Der Attentäter habe Österreich vom 27. November bis zum 4. Dezember 2018 aus Ungarn kommend bereist, 2000 Kilometer per Leihauto zurückgelegt und sei dann in die estnische Hauptstadt Tallinn weitergereist. Die Behörden seien nun am Ermitteln, ob es Kontakte zu extremistischen Personen, Gruppierungen oder Netzwerken in Österreich gegeben habe. Derzeit seien solche "nicht bekannt", es gebe nur den Nachweis einer Spende an Sellner, deren Motiv und Umstände man untersuche. Kickl erinnerte daran, dass umgehend ein Auflösungsverfahren durch die Landespolizeibehörden eingeleitet wurde, und zwar gegen zwei Vereine in Graz und einen in Linz.

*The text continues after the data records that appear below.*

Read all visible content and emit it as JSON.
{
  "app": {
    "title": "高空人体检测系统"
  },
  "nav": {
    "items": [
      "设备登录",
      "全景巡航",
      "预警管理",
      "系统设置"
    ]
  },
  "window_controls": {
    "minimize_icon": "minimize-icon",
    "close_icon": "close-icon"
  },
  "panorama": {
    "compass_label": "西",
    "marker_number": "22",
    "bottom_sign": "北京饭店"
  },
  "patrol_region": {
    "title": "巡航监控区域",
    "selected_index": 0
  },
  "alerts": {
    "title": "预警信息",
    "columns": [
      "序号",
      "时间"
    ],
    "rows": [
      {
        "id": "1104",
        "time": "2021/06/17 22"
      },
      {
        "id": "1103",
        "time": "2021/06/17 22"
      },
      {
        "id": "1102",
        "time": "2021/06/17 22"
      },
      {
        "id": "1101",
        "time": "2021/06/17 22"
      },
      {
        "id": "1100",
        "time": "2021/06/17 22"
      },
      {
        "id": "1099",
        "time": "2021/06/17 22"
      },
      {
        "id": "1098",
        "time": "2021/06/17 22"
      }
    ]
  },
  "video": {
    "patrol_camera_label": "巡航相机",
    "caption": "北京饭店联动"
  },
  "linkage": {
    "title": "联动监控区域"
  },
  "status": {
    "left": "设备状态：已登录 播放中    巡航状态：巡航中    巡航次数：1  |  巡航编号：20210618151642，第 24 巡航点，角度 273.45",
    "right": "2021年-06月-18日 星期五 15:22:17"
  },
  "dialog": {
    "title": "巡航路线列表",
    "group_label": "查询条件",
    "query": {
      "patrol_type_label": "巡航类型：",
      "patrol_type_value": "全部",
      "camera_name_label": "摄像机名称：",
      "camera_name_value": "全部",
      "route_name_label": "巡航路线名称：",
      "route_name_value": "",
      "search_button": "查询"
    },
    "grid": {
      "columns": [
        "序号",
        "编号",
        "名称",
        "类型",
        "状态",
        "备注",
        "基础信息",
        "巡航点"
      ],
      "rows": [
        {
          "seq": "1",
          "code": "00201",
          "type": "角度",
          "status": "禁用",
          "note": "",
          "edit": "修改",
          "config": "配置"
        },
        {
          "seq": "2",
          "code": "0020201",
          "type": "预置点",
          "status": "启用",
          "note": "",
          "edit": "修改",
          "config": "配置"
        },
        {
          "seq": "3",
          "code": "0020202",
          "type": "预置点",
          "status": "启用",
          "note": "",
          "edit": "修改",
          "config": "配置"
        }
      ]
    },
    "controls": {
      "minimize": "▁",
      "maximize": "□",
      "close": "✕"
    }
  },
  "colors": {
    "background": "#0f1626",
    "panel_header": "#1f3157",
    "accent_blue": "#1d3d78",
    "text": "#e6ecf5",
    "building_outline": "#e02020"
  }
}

SPÖ und Neos verwiesen auf Verbindungen der FPÖ

Auch von Ermittlungen gegen das von deutschen Bundeswehr- und Sicherheitsbehördenmitgliedern gebildete Netzwerk "Schattenarmee" berichtete der Minister, die sich auf den "Tag X" eines Systemumsturzes vorbereitet und Todeslisten angelegt hatten.

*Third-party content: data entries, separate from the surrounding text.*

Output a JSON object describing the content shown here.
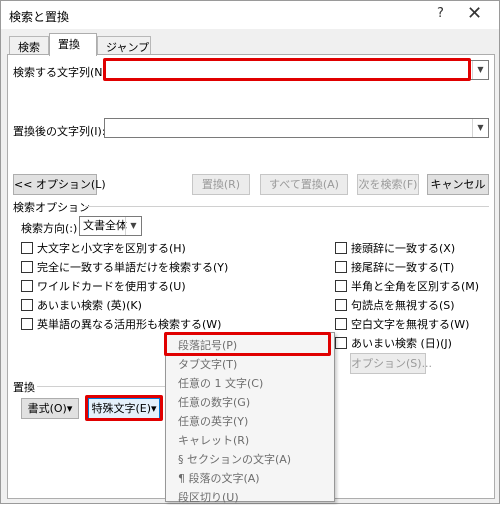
{
  "window": {
    "title": "検索と置換",
    "help": "?",
    "close": "✕"
  },
  "tabs": [
    {
      "label": "検索"
    },
    {
      "label": "置換"
    },
    {
      "label": "ジャンプ"
    }
  ],
  "find": {
    "label": "検索する文字列(N):",
    "value": ""
  },
  "replace": {
    "label": "置換後の文字列(I):",
    "value": ""
  },
  "buttons": {
    "options": "<< オプション(L)",
    "replace": "置換(R)",
    "replace_all": "すべて置換(A)",
    "find_next": "次を検索(F)",
    "cancel": "キャンセル"
  },
  "search_options": {
    "title": "検索オプション",
    "direction_label": "検索方向(:)",
    "direction_value": "文書全体",
    "left_options": [
      "大文字と小文字を区別する(H)",
      "完全に一致する単語だけを検索する(Y)",
      "ワイルドカードを使用する(U)",
      "あいまい検索 (英)(K)",
      "英単語の異なる活用形も検索する(W)"
    ],
    "right_options": [
      "接頭辞に一致する(X)",
      "接尾辞に一致する(T)",
      "半角と全角を区別する(M)",
      "句読点を無視する(S)",
      "空白文字を無視する(W)",
      "あいまい検索 (日)(J)"
    ],
    "options_button": "オプション(S)..."
  },
  "replace_section": {
    "title": "置換",
    "format_button": "書式(O)▾",
    "special_button": "特殊文字(E)▾"
  },
  "special_menu": {
    "items": [
      "段落記号(P)",
      "タブ文字(T)",
      "任意の 1 文字(C)",
      "任意の数字(G)",
      "任意の英字(Y)",
      "キャレット(R)",
      "§ セクションの文字(A)",
      "¶ 段落の文字(A)",
      "段区切り(U)"
    ]
  },
  "colors": {
    "highlight": "#e00000",
    "dialog_bg": "#f0f0f0",
    "focus": "#0078d7"
  }
}
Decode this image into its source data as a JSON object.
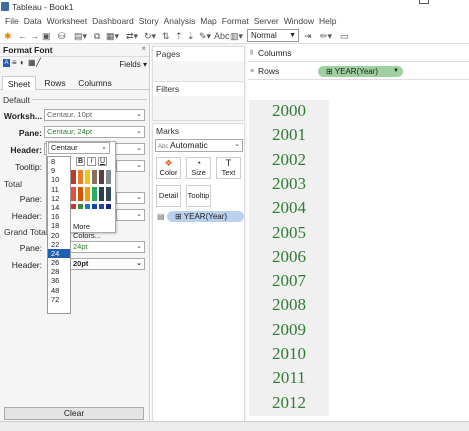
{
  "window": {
    "title": "Tableau - Book1"
  },
  "menu": [
    "File",
    "Data",
    "Worksheet",
    "Dashboard",
    "Story",
    "Analysis",
    "Map",
    "Format",
    "Server",
    "Window",
    "Help"
  ],
  "toolbar": {
    "fit_select": "Normal"
  },
  "format_pane": {
    "title": "Format Font",
    "fields_label": "Fields",
    "tabs": [
      "Sheet",
      "Rows",
      "Columns"
    ],
    "selected_tab": "Sheet",
    "default_label": "Default",
    "worksheet_label": "Worksh...",
    "worksheet_value": "Centaur, 10pt",
    "pane_label": "Pane:",
    "pane_value": "Centaur, 24pt",
    "header_label": "Header:",
    "header_font": "Centaur",
    "tooltip_label": "Tooltip:",
    "total_label": "Total",
    "total_pane_label": "Pane:",
    "total_header_label": "Header:",
    "grand_total_label": "Grand Total",
    "grand_pane_label": "Pane:",
    "grand_pane_value": "24pt",
    "grand_header_label": "Header:",
    "grand_header_value": "20pt",
    "font_size_value": "24",
    "more_colors": "More Colors...",
    "clear_label": "Clear"
  },
  "font_sizes": [
    "8",
    "9",
    "10",
    "11",
    "12",
    "14",
    "16",
    "18",
    "20",
    "22",
    "24",
    "26",
    "28",
    "36",
    "48",
    "72"
  ],
  "selected_size": "24",
  "swatch_colors": {
    "row1": [
      "#c0392b",
      "#e67e22",
      "#f1c40f",
      "#8d6e63",
      "#5d4037",
      "#7f8c8d"
    ],
    "row2": [
      "#e74c3c",
      "#d35400",
      "#f39c12",
      "#27ae60",
      "#2c3e50",
      "#34495e"
    ],
    "row3": [
      "#d32f2f",
      "#388e3c",
      "#1976d2",
      "#0d47a1",
      "#303f9f",
      "#1a237e"
    ]
  },
  "pages": {
    "title": "Pages"
  },
  "filters": {
    "title": "Filters"
  },
  "marks": {
    "title": "Marks",
    "type": "Automatic",
    "color_label": "Color",
    "size_label": "Size",
    "text_label": "Text",
    "detail_label": "Detail",
    "tooltip_label": "Tooltip",
    "pill": "YEAR(Year)"
  },
  "shelves": {
    "columns_label": "Columns",
    "rows_label": "Rows",
    "rows_pill": "YEAR(Year)"
  },
  "years": [
    "2000",
    "2001",
    "2002",
    "2003",
    "2004",
    "2005",
    "2006",
    "2007",
    "2008",
    "2009",
    "2010",
    "2011",
    "2012"
  ]
}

Der Erklärung Kickls folgte eine teils hitzige Debatte, deren Zusammenfassung so lautet: SPÖ und Jetzt verwiesen auf Verbindungen zwischen Freiheitlichen und Identitären. Die FPÖ wies dies zurück. Die ÖVP forderte einen politischen Schulterschluss.

Konkret nannte der stellvertretende SPÖ-Klubobmann Jörg Leichtfried die Identitären eine Bewegung, die nicht nur von vielen FPÖ-Funktionären freundlich behandelt, sondern von Vizekanzler Heinz-Christian Strache sogar auf Facebook hofiert worden sei und heute Kontakte in höchste Regierungskreise habe.

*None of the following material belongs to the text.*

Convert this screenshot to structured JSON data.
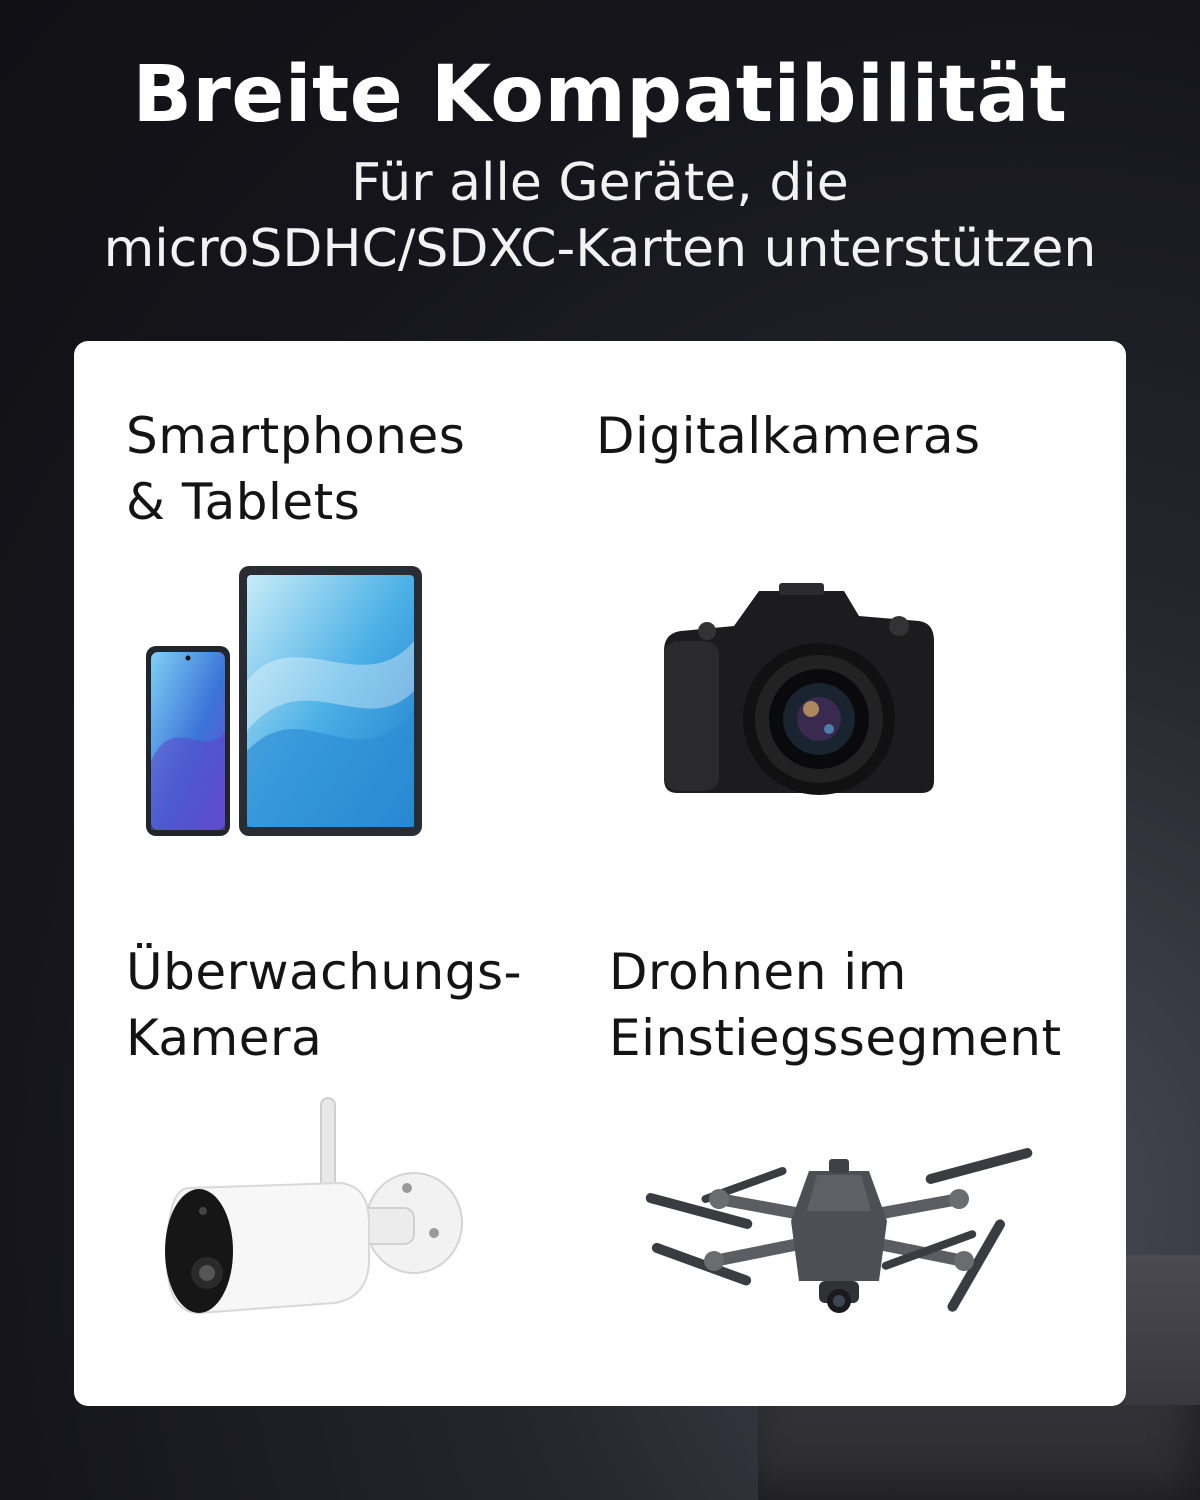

Leichtfried attackierte auch Kickl persönlich, weil dieser versucht habe, die Leiterin des Rechtsextremismus-Referats im BVT aus dem Amt zu mobben. FPÖ-Klubobmann Walter Rosenkranz sprach im Gegenzug von Verschwörungstheorien.

Einen grundsätzlichen Anlauf nahm Neos-Mandatarin Irmgard Griss, die sich der geistigen Hintergründe des Christchurch-Attentats annahm. Die Wurzel sei die Abgrenzung, der Folge die Ausgrenzung und im extremen Fall die Auslöschung. Gerade Österreich mit seiner Geschichte müsse besonders wachsam sein. Daher rufe sie alle auf: "Wehren wir den Anfängen und treten gegen solche Geisteshaltungen auf."

Dafür warb auch Jetzt-Abgeordnete Alma Zadic. Diese Ideologie habe keinen Platz in Europa und damit auch keinen in Österreich. Die Identitären gehörten zu den neuen Rechten, die in Europa sehr gut vernetzt seien.